Trump Kembali Berkuasa, Netanyahu Semakin Percaya Diri
Kegembiraan Netanyahu makin terlihat setelah Trump terpilih kembali sebagai Presiden AS. Netanyahu percaya, di bawah kepemimpinan Trump, kebijakan “tekanan maksimum” terhadap Iran akan kembali diterapkan, khususnya dalam upaya mencegah pengembangan senjata nuklir oleh Iran.
Di kesempatan yang sama, Menteri Luar Negeri AS Marco Rubio menegaskan sikap keras Amerika terhadap ambisi nuklir Iran. “Iran tidak boleh menjadi negara nuklir. Jika Iran memiliki nuklir, mereka akan kebal dari tekanan dan tindakan. Itu tidak boleh terjadi,” tegas Rubio. Ia juga menyoroti bahwa Iran adalah sumber ketidakstabilan utama di Timur Tengah.

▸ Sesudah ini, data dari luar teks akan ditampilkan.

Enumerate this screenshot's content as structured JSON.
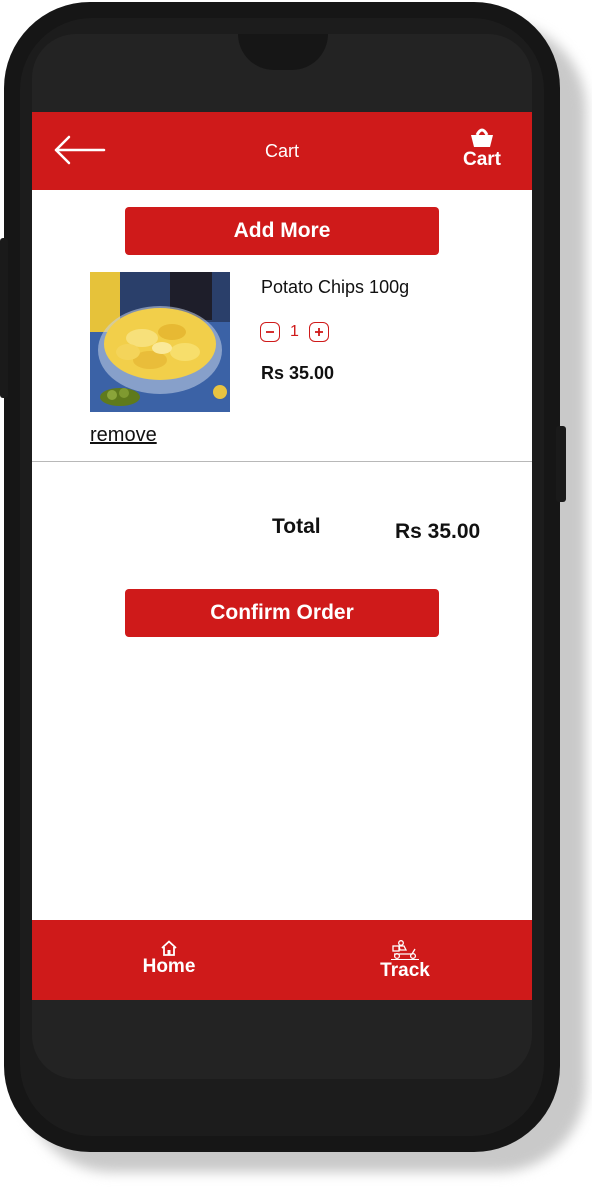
{
  "header": {
    "title": "Cart",
    "cart_label": "Cart"
  },
  "actions": {
    "add_more_label": "Add More",
    "confirm_order_label": "Confirm Order"
  },
  "cart_items": [
    {
      "name": "Potato Chips 100g",
      "quantity": "1",
      "price": "Rs 35.00",
      "remove_label": "remove"
    }
  ],
  "summary": {
    "total_label": "Total",
    "total_value": "Rs 35.00"
  },
  "bottom_nav": [
    {
      "label": "Home",
      "icon": "home-icon"
    },
    {
      "label": "Track",
      "icon": "delivery-scooter-icon"
    }
  ],
  "colors": {
    "brand": "#cf1a1a",
    "device": "#161616"
  }
}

“Iran berada di balik Hamas, Hizbullah, kekerasan di Tepi Barat, ketidakstabilan di Suriah, dan milisi di Irak. Semuanya memiliki satu kesamaan: Iran,” tambah Rubio dengan nada tegas.
Ketegangan Iran-Israel Semakin Memanas
Ketegangan antara Iran dan Israel terus meningkat setelah kedua negara saling melancarkan serangan langsung pada tahun lalu. Pada 26 Oktober, Israel membombardir lokasi militer Iran sebagai balasan atas 200 rudal yang ditembakkan Iran pada 1 Oktober. Empat tentara Iran dilaporkan tewas dalam serangan tersebut.
Tak lama berselang, pada 13 April, Iran melancarkan serangan drone dan rudal ke Israel sebagai balasan atas serangan mematikan pada 1 April yang menghantam konsulatnya di Damaskus, yang dituding dilakukan oleh Israel.
Ketegangan yang Terus Membara
Konflik antara Israel dan Iran menunjukkan eskalasi yang mengkhawatirkan, terlebih dengan dukungan penuh AS di bawah kepemimpinan Trump. Netanyahu tampak yakin dapat menyelesaikan ancaman Iran, sementara Washington memperkuat komitmen untuk mencegah Iran menjadi kekuatan nuklir. Namun, dengan ketegangan yang terus membara, kawasan Timur Tengah berpotensi menghadapi ketidakstabilan yang semakin kompleks.